Inventory may remain ultra-lean, but one thing is tempting some key retailers to part with cash: expansion. This is an extraordinarily good time to ink new leases, according to several retailers.

The Tannery’s Hassan recently scooped up a prime corner spot on Boston’s Boylston Street that is steps from the new Apple Store and the Mandarin Oriental hotel complex. The three-floor store, formerly home to a Restoration Hardware, will have a café on its second level and sweeping views of Boston’s historical Back Bay. With his business up 7 percent this year, Hassan is planning a “very healthy” increase in spring orders to stock his new store and account for growth in his four Cambridge, Mass., locations. He expects his team to continue to hustle for the best product and not just huddle around “established” brands.

“We always have open-to-buy,” said Hassan. “If the product is right, we will buy. That’s something we will never walk away from. We are known for giving opportunities to new designers and little guys. The moment you stop doing that, you look like everyone else and you die.”

Jim Wellehan, president and second-generation owner of 95-year-old family footwear retailer Lamey Wellehan, will open the brand’s seventh store in early fall, in Scarborough, Maine.

The Lewiston, Maine-based company secured a deal on a 6,000-sq.-ft. space near a new Wal-Mart Supercenter, Wellehan said. w modestly reduced inventory through 2010.

The trick with inventory pruning, Wellehan said, is to make it invisible to the customers. “Our stores look as full as ever,” he said. “You don’t want someone walking in and feeling that they should tiptoe out.”

Isaac Fadlon, co-owner of Sportie LA, plans to order more product for spring ’10. The Southern California sneaker store will debut its fifth location in early July, in San Diego’s Gaslamp district.

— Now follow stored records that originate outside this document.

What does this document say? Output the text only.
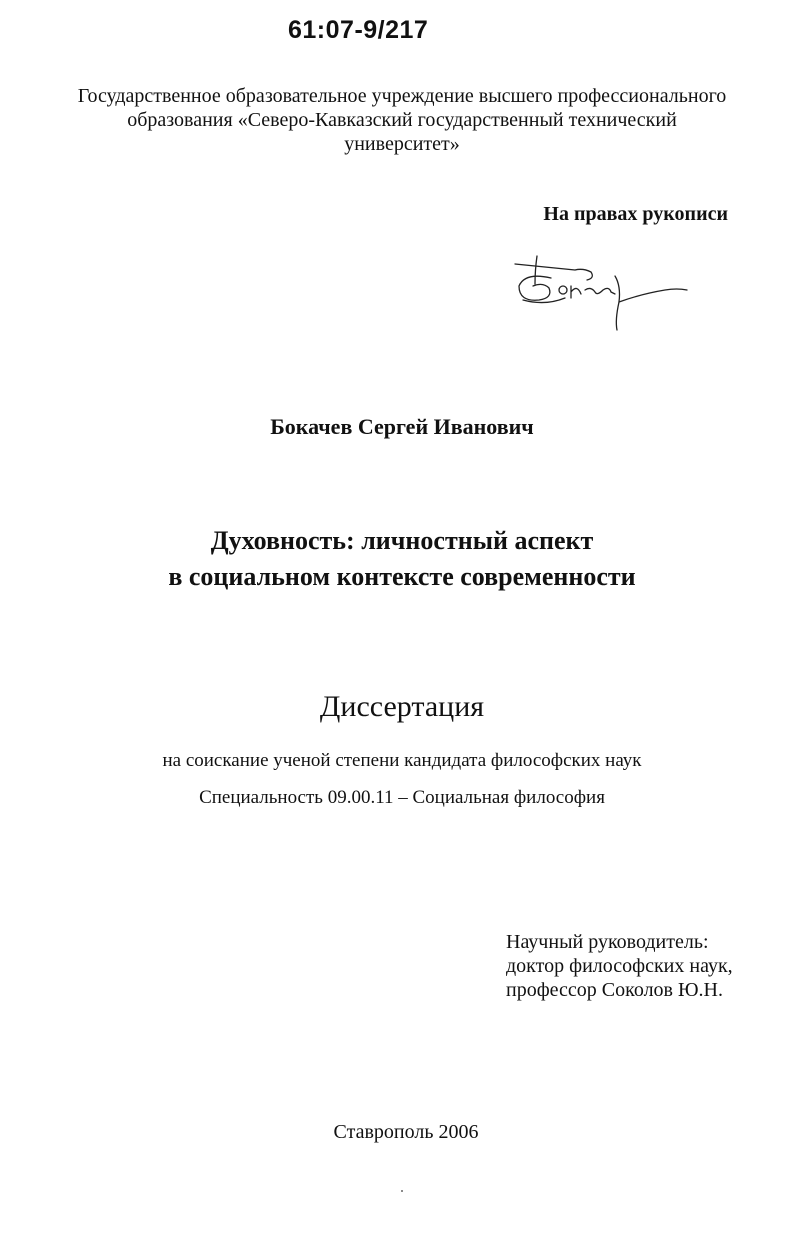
61:07-9/217
Государственное образовательное учреждение высшего профессионального
образования «Северо-Кавказский государственный технический
университет»
На правах рукописи
Бокачев Сергей Иванович
Духовность: личностный аспект
в социальном контексте современности
Диссертация
на соискание ученой степени кандидата философских наук
Специальность 09.00.11 – Социальная философия
Научный руководитель:
доктор философских наук,
профессор Соколов Ю.Н.
Ставрополь 2006
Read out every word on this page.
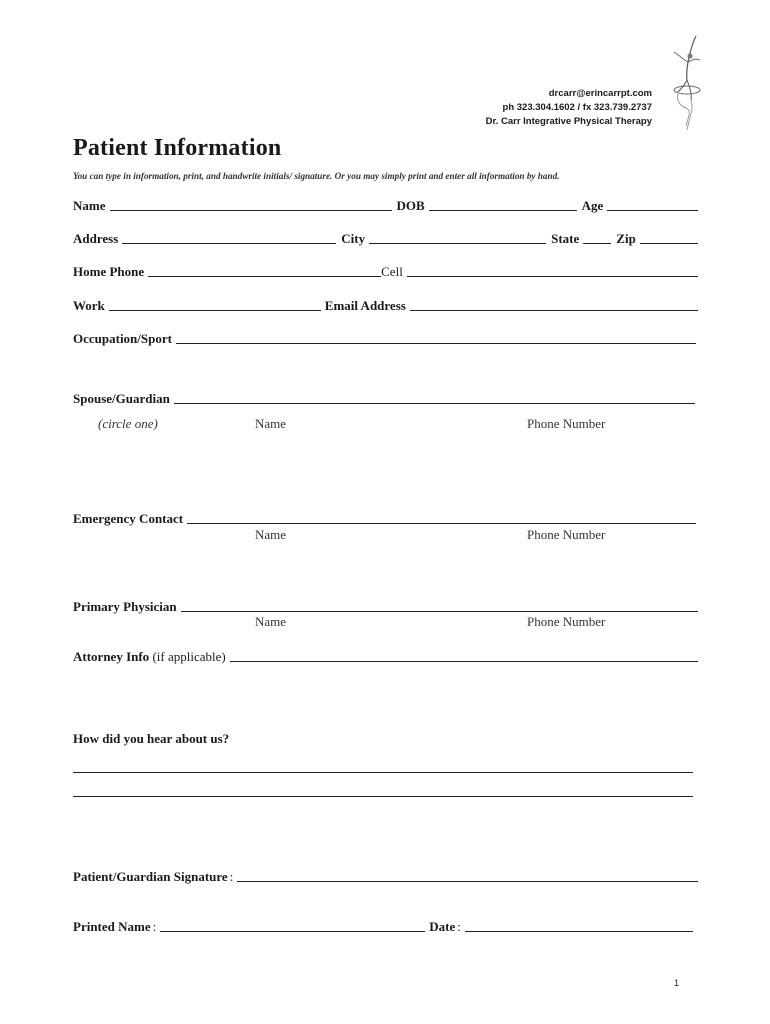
drcarr@erincarrpt.com
ph 323.304.1602 / fx 323.739.2737
Dr. Carr Integrative Physical Therapy
Patient Information
You can type in information, print, and handwrite initials/ signature. Or you may simply print and enter all information by hand.
Name	DOB	Age
Address	City	State	Zip
Home Phone	Cell
Work	Email Address
Occupation/Sport
Spouse/Guardian
(circle one)	Name	Phone Number
Emergency Contact
Name	Phone Number
Primary Physician
Name	Phone Number
Attorney Info (if applicable)
How did you hear about us?
Patient/Guardian Signature :
Printed Name :	Date :
1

At 3,500 square feet, the Fifth Avenue store is bigger than the chain’s Los Angeles doors, which average about 2,000 square feet. And it represents the company’s first expansion to a new market.

Fadlon said he would bring in skate styles from Vans and DC for the board-sport town and will develop a program of store events customized to the city.

“We’re definitely cautiously optimistic,” said Fadlon. “We’ve seen a build in consumer confidence and more traffic in our store than we did a few months ago. Does that mean buying habits have changed? Somewhat. But we’re not expecting to get back to where we were a year ago.”